In Annales de l’Université du Bénin, Tome XIII 1993, Série Lettres, Presses de l’UB, Lomé, 1993, pp.83-91.
Le Togo, comme le Bénin voisin, fait partie de ces rares pays de l’Afrique de l’Ouest francophone, où jusqu’à ses dix dernières années encore, les investigations archéologiques étaient inconnues. Malgré l’importance incontestable de la tradition orale dont les récits ne remontent guère au-delà de trois siècles, la profondeur historique des peuples qui habitent ces territoires reste fragmentaire, ou repose sur les mythes. Or l’histoire de l’homme remonte à l’environ 5 millions d’années, dont il n’existe de documents écrits que sur des périodes récentes, pour retrouver les races des origines lointaines de ces peuples. L’archéologie, dont le but est de reconstituer le passé, s’est employée avec les moyens dont elle dispose, à éclaircir les période dites « obscures » de leur histoire.

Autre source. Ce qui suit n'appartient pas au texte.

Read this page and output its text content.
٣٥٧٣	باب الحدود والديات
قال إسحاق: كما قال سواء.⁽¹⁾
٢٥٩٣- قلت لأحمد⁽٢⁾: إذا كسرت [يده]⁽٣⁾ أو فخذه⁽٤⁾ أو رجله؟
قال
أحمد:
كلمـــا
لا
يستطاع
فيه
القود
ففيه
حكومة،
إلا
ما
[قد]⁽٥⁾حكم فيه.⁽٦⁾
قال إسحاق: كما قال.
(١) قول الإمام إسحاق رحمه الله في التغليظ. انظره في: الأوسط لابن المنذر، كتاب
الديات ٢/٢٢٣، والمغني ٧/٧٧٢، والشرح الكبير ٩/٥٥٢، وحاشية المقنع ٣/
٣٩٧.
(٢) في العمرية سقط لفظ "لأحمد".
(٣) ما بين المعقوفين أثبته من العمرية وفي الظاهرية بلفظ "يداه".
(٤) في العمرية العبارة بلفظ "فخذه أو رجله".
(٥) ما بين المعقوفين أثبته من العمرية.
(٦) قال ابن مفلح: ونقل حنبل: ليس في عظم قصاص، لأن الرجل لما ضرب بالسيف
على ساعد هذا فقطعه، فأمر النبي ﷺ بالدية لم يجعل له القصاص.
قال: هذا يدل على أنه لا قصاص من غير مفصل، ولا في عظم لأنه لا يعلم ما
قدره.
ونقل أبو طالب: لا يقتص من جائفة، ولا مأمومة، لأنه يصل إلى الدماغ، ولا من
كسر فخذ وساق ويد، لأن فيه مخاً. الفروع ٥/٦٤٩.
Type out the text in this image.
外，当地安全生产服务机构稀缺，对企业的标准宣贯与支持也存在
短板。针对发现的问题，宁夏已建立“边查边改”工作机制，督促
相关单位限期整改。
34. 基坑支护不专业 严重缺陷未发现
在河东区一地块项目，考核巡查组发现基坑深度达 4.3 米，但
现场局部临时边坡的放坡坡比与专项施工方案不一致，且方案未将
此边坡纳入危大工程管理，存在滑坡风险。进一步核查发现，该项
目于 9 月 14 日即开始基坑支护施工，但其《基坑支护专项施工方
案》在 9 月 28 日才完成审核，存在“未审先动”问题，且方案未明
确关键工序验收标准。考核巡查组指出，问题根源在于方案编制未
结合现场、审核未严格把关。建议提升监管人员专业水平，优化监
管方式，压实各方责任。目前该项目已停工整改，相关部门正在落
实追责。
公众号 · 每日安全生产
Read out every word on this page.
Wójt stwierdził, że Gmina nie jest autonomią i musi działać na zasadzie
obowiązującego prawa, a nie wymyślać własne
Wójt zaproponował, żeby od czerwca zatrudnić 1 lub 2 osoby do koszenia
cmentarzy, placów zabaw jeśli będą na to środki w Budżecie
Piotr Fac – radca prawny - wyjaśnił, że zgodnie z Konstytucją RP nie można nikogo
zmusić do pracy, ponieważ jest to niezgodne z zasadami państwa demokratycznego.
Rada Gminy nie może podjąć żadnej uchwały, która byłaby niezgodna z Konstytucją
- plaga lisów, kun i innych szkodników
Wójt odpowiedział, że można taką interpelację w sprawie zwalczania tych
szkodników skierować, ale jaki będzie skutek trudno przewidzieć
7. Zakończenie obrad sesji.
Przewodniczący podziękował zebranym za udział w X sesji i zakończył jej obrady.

{{I-PROBLEMATIQUE GENERALE DES RECHERCHES A NOTSE ET TADO}}
1) Les objectifs de la recherche
Depuis 1980, les recherches archéologiques démarrées au Togo par le Professeur Merrick POSNANSKY de l’Université de Californie à Los Angeles, ont été poursuivies par l’équipe de Dovi KUEVI et de Dola AGUIDAH. De 1984 à 1990, nous avons effectué des travaux sur les sites de Notsé et de Tado. Les principaux objectifs de ces recherches consistent en l’étude des cultures matérielles et celle de la technologie de la céramique et de la métallurgie du fer dont les vestiges s’observent en surface. Au-delà de l’étude approfondie des matériaux et des techniques traditionnelles d’exploitation, se pose le problème fondamental et crucial de chronologie. En somme, il s’agit de déterminer à partir des vestiges matériels recueillis à Notsé et à Tado, le lien de parenté réel ou supposé entre les peuples occupant le pourtour du Golfe du Bénin.
Nous tenterons, dans cet exposé, de présenter les résultats des recherches entreprises à Notsé et à Tado, les deux grands foyers de civilisation de la sous-régions.
2) Délimitation géographique
Notsé et Tado sont deux villes qui revêtent une grande importance dans la région dénommée aire Culturelle Ajatado. Les populations qui habitent l’aire culturelle ajatado -délimitée par les cours inférieurs de la Volta et de l’Ouémé- se réfèrent toutes de loin ou de près à Tado, et au peuple aja proprement dit.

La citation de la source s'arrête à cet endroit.